O dia 12 de junho é considerado pela Organização das Nações Unidas como o Dia Mundial Contra o Trabalho Infantil. A data convoca a sociedade para refletir e agir diante dessa violência que atingiu, em 2020, 160 milhões de crianças, metade delas entre 5 e 11 anos, em todo mundo, segundo o relatório da OIT (Organização Internacional do Trabalho) e do Unicef (Fundo das Nações Unidas para a Infância). No Brasil, a maioria das crianças que vivem em situação de vulnerabilidade se veem obrigadas a ajudar no sustento de si mesmas e de suas famílias, realizando trabalhos degradantes e exaustivos.
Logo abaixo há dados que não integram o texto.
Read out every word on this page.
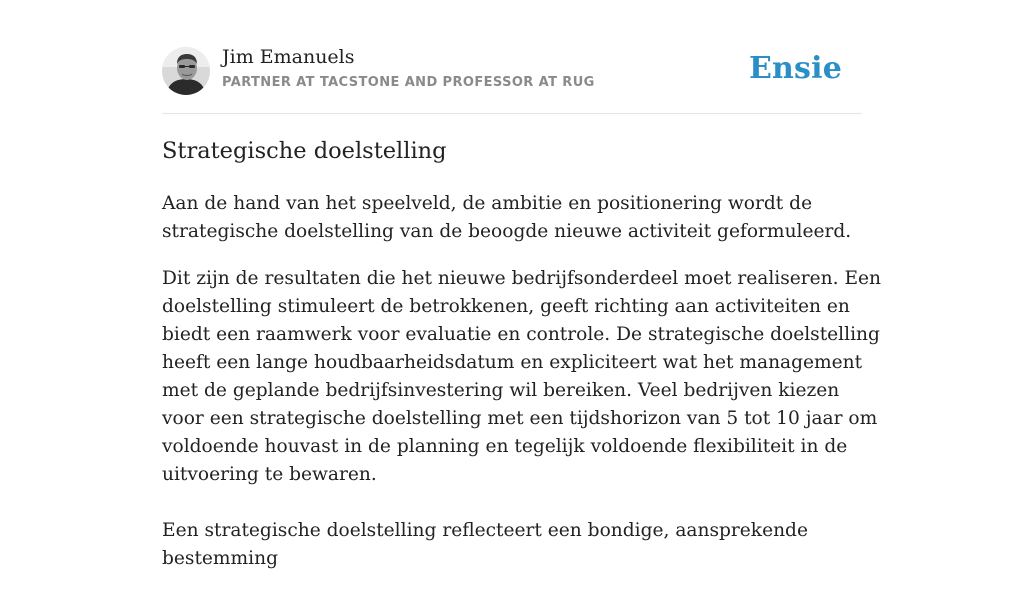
Jim Emanuels
PARTNER AT TACSTONE AND PROFESSOR AT RUG	Ensie
Strategische doelstelling

Aan de hand van het speelveld, de ambitie en positionering wordt de strategische doelstelling van de beoogde nieuwe activiteit geformuleerd.

Dit zijn de resultaten die het nieuwe bedrijfsonderdeel moet realiseren. Een doelstelling stimuleert de betrokkenen, geeft richting aan activiteiten en biedt een raamwerk voor evaluatie en controle. De strategische doelstelling heeft een lange houdbaarheidsdatum en expliciteert wat het management met de geplande bedrijfsinvestering wil bereiken. Veel bedrijven kiezen voor een strategische doelstelling met een tijdshorizon van 5 tot 10 jaar om voldoende houvast in de planning en tegelijk voldoende flexibiliteit in de uitvoering te bewaren.

Een strategische doelstelling reflecteert een bondige, aansprekende bestemming
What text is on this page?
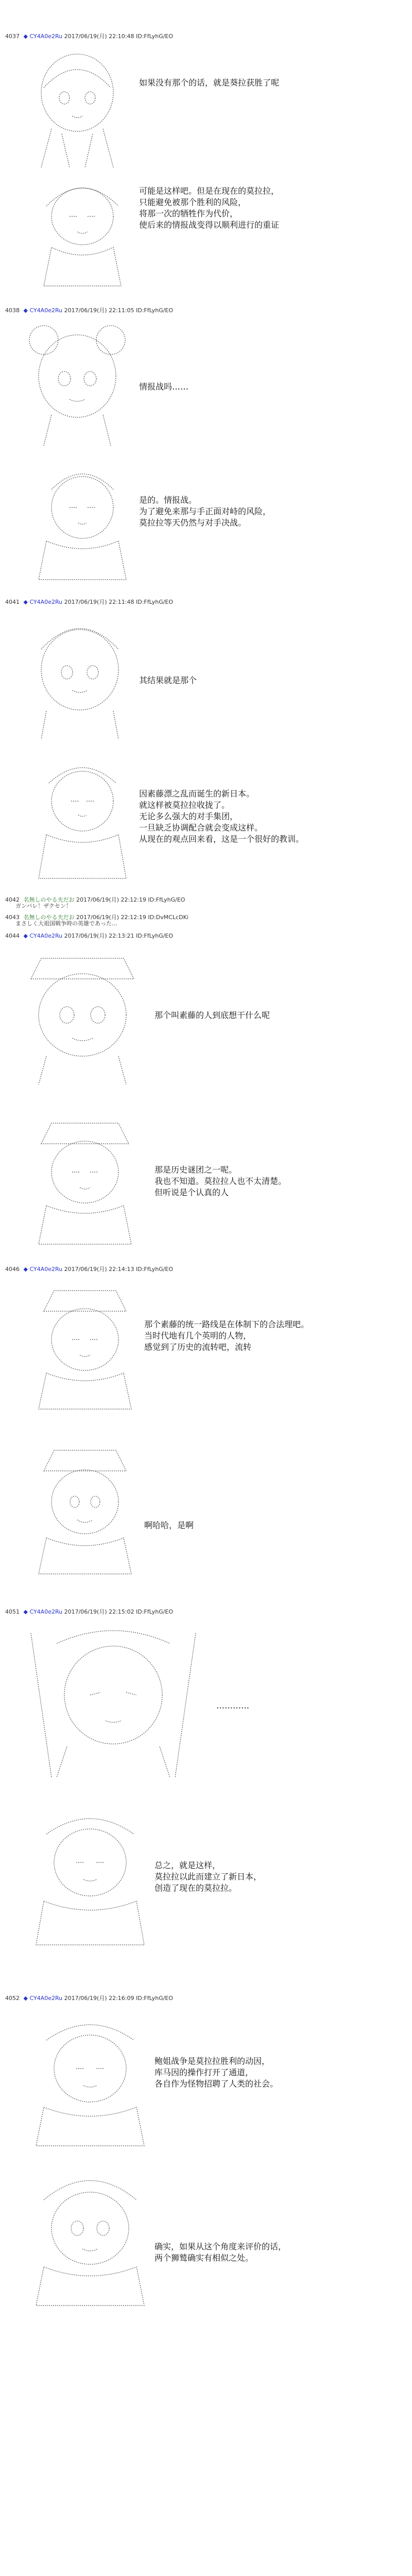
4037 ◆ CY4A0e2Ru 2017/06/19(月) 22:10:48 ID:FfLyhG/EO
4038 ◆ CY4A0e2Ru 2017/06/19(月) 22:11:05 ID:FfLyhG/EO
4041 ◆ CY4A0e2Ru 2017/06/19(月) 22:11:48 ID:FfLyhG/EO
4042 名無しのやる夫だお 2017/06/19(月) 22:12:19 ID:FfLyhG/EO
ガンバレ！ザクセン！
4043 名無しのやる夫だお 2017/06/19(月) 22:12:19 ID:DvMCLcDKi
まさしく大祖国戦争時の英雄であった...
4044 ◆ CY4A0e2Ru 2017/06/19(月) 22:13:21 ID:FfLyhG/EO
4046 ◆ CY4A0e2Ru 2017/06/19(月) 22:14:13 ID:FfLyhG/EO
4051 ◆ CY4A0e2Ru 2017/06/19(月) 22:15:02 ID:FfLyhG/EO
4052 ◆ CY4A0e2Ru 2017/06/19(月) 22:16:09 ID:FfLyhG/EO
如果没有那个的话，就是葵拉获胜了呢
可能是这样吧。但是在现在的莫拉拉，
只能避免被那个胜利的风险，
将那一次的牺牲作为代价，
使后来的情报战变得以顺利进行的重证
情报战吗……
是的。情报战。
为了避免来那与手正面对峙的风险，
莫拉拉等天仍然与对手决战。
其结果就是那个
因素藤漂之乱而诞生的新日本。
就这样被莫拉拉收拢了。
无论多么强大的对手集团，
一旦缺乏协调配合就会变成这样。
从现在的观点回来看，这是一个很好的教训。
那个叫素藤的人到底想干什么呢
那是历史谜团之一呢。
我也不知道。莫拉拉人也不太清楚。
但听说是个认真的人
那个素藤的统一路线是在体制下的合法理吧。
当时代地有几个英明的人物，
感觉到了历史的流转吧，流转
啊哈哈，是啊
…………
总之，就是这样，
莫拉拉以此而建立了新日本，
创造了现在的莫拉拉。
鲍姐战争是莫拉拉胜利的动因，
库马因的操作打开了通道，
各自作为怪物招聘了人类的社会。
确实，如果从这个角度来评价的话，
两个狮鹫确实有相似之处。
Meninas e meninos que deveriam ter garantido pelo Estado o direito ao bem-estar social, boa alimentação, moradia digna, escola e educação de qualidade, acesso à cultura, a poder brincar, hoje estão em carvoarias, fábricas e plantações, fazendo trabalhos braçais pesados, expondo, de forma imposta, seus corpos ainda em formação ao frio, chuva, extremo calor ou substâncias tóxicas. Outras muitas estão trabalhando em casas de famílias ou nas ruas das cidades, correndo todos os tipos de riscos da violência urbana, vendendo doces, cigarros e objetos nos faróis, dentro do transporte público ou em festas clandestinas.
Com a pandemia, esse cenário se agrava. Desde o início dos casos de Covid-19, em março de 2020, mais de 14 milhões de pessoas ficaram desempregadas no país, devido à crise socioeconômica causada pelos cortes de programas sociais do governo federal e das demissões em massa que aconteceram nos setores do comércio e da indústria. O resultado desta sucessão de retirada de direitos é a necessidade dos filhos e filhas pequenas dessas pessoas ajudarem no orçamento da família.
O Brasil naturaliza historicamente o trabalho infantil e isso afeta, em maior parte, as crianças negras. Isso revela como o racismo se perpetua na sociedade brasileira, reproduzindo violências que têm raízes históricas em quase 400 anos de escravização negra. No ano 2014 o trabalho infantil doméstico afetava 257 mil crianças e adolescentes. Destas, mais de 90% eram meninas e 70% negras. No trabalho nas ruas, 80% das crianças e adolescentes são meninos negros. Essas duas atividades estão previstas no Decreto 6481/2008 como piores formas de trabalho infantil, e são proibidas para pessoas com menos de 18 anos. O Decreto regulamenta a Convenção 182 da OIT, ratificada pelo Estado brasileiro no ano 2002, sistematicamente descumprida.
A divulgação da pesquisa oficial sobre o tema, no final do ano passado, aponta para o número aproximado de 1,8 milhões de crianças obrigadas a trabalhar. Contudo, é urgente que haja transparência sobre os dados que mostram a situação do trabalho infantil no Brasil. Desde 2016, com a mudança da metodologia do estudo, muitos números ficaram sem comprovações e, a partir desse período, houve um hiato de 3 anos sem coletas desses dados, o que nos alerta para a possibilidade de ocultamento de informações e subnotificações.
É urgente que as políticas de proteção à infância sejam prioridade pelos governos federal, estaduais e municipais, em cumprimento ao que dispõe o artigo 227 da Constituição Federal e o Estatuto da Criança e do Adolescente. E essas políticas além de intersetoriais, envolvendo questões de alimentação, educação, moradia, saúde, cultura, trabalho e geração de renda para as famílias, profissionalização para adolescentes e jovens, devem levar em consideração as questões raciais e de gênero, estruturais a essa e outras formas de violência. Também é importante salientar que a implementação da Lei 10.639/2003 é fundamental para assegurar a permanência das crianças nas escolas e para que haja combate ao racismo na infância.
O genocídio negro atinge crianças e adolescentes periféricos, que são também vítimas de violências como o trabalho infantil, por ausência de políticas e garantia de acesso a direitos. As infâncias negras têm sido historicamente interrompidas e é urgente que sejam prioridade nas políticas e nos movimentos de luta por liberdade, por igualdade, por democracia. Precisamos assegurar às nossas crianças que elas tenham o direito de viver a infância, tenham o direito de sonhar, tenham o direito de desenvolver suas potencialidades, livres de exploração no trabalho e de qualquer forma de violência.